Sé que la escueta información
contenida en los renglones precedentes puede ser matizada, complementada o
rebatida desde diferentes posiciones científicas, desde tradiciones y escuelas
que juzgan los hechos con otras perspectivas. Sé que historiadores diferentes a
Albeiro Valencia Llano, ajenos a su formación en Moscú, podrían plantear
hipótesis distintas sobre un fenómeno social que transformó la Colombia del
siglo XIX. Es más: sé que algunos discutirían la importancia de la colonización
antioqueña y manifestarían la necesidad de reducirla a sus justas proporciones,
a su carácter regional, y sé que hasta podrían tener la razón.
No soy quién para dirimir
semejantes debates, ni me interesa. Mi relación con el libro Colonización
antioqueña y vida cotidiana comenzó a principios de este milenio, aunque la
Universidad de Caldas publicó su primera versión, Vida cotidiana y desarrollo
regional en la colonización antioqueña, en 1997. En aquel entonces yo estaba
metido en camisa de once varas. Una beca del Ministerio de Cultura me obligaba
a escribir una novela centrada en el asesinato de Elías González, el miembro
más pendenciero de la Compañía González Salazar. Como se enterarán mejor en
este mismo libro, los miembros de esta compañía alegaban posesión sobre buena
parte de las tierras de lo que hoy es el departamento de Caldas, supuestamente
respaldados por una cédula real concedida al súbdito español José María
Aranzazu unos lustros antes de las luchas de independencia, heredada por su
hijo Juan de Dios Aranzazu, político destacado, fugaz presidente de la
República. Ya eran varios los jueces que habían tratado de resolver el litigio.
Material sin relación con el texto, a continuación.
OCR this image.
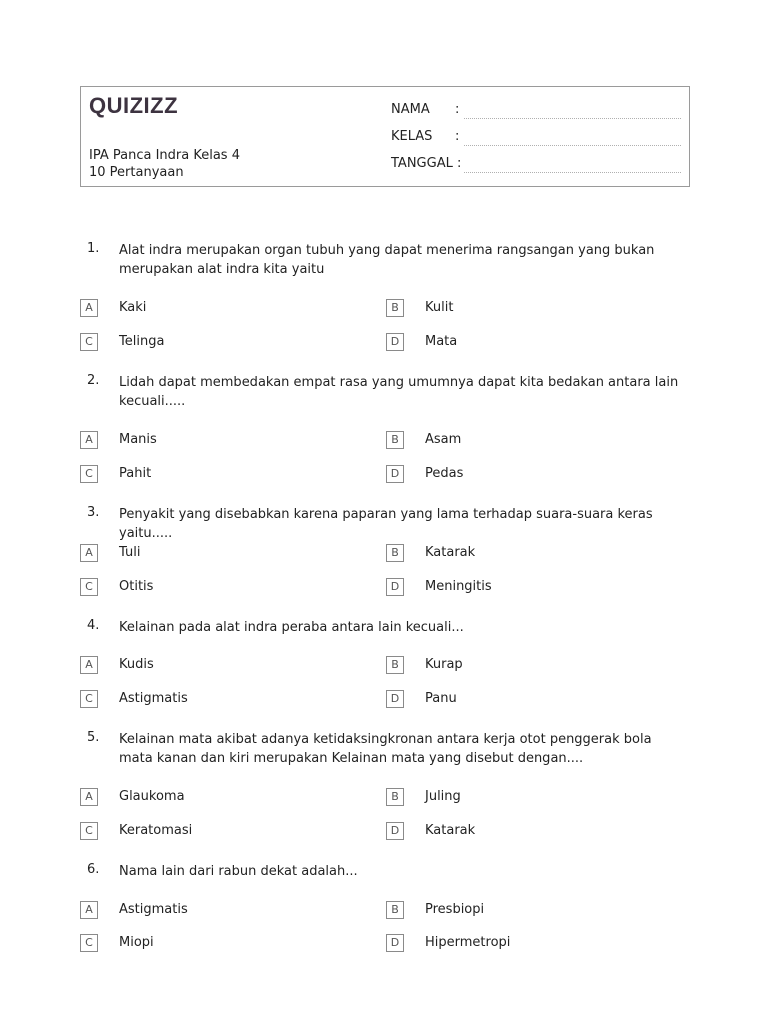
QUIZIZZ
IPA Panca Indra Kelas 4
10 Pertanyaan
NAMA :
KELAS :
TANGGAL :
1. Alat indra merupakan organ tubuh yang dapat menerima rangsangan yang bukan merupakan alat indra kita yaitu
A	Kaki	B	Kulit
C	Telinga	D	Mata
2. Lidah dapat membedakan empat rasa yang umumnya dapat kita bedakan antara lain kecuali.....
A	Manis	B	Asam
C	Pahit	D	Pedas
3. Penyakit yang disebabkan karena paparan yang lama terhadap suara-suara keras yaitu.....
A	Tuli	B	Katarak
C	Otitis	D	Meningitis
4. Kelainan pada alat indra peraba antara lain kecuali...
A	Kudis	B	Kurap
C	Astigmatis	D	Panu
5. Kelainan mata akibat adanya ketidaksingkronan antara kerja otot penggerak bola mata kanan dan kiri merupakan Kelainan mata yang disebut dengan....
A	Glaukoma	B	Juling
C	Keratomasi	D	Katarak
6. Nama lain dari rabun dekat adalah...
A	Astigmatis	B	Presbiopi
C	Miopi	D	Hipermetropi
Los colonos que abrieron caminos, tumbaron selvas, levantaron casas, sembraron
campos y fundaron pueblos, se resistían a pagar por unas tierras que
consideraban suyas, en buena medida respaldados por las políticas sobre baldíos
del gobierno liberal de José Hilario López. El carácter recio de Elías González
lo llevó a presionar a sus rivales con medidas de hecho y los colonos
respondieron en 1851, asesinándolo a su paso por el puente sobre el río
Guacaica, entre Neira y Manizales.
Yo había leído este suceso en
otro libro de Albeiro Valencia Llano, Colonización. Fundaciones y conflictos
agrarios y con alguna información adicional, había delineado la trama y
esbozado los personajes suficientes para convencer al jurado de que podía escribir
la novela que prometía. Pero no la podía escribir. Apenas mi imaginación
intentó situarse en Salamina, a mediados del siglo XIX, me di cuenta de que
salvo algunas costumbres familiares, patrimonio de todos los caldenses, y las
pocas historias que escuché mal y con impaciencia de mis abuelos y mis padres,
la Colombia del siglo XIX era un misterio para mí, resumido en la manida
expresión de “La patria boba”, ilustrativa pero pobre, además de triste.
Entonces comencé el largo proceso de consultar libros y revisar artículos de
revistas, y con dificultades conseguí escribir una primera versión de la novela
prometida, ya toda una tortura para mí. Esa versión fue bien acogida por mi
tutor y pudo pasar a dormir en el fondo del cajón más oscuro de mi escritorio.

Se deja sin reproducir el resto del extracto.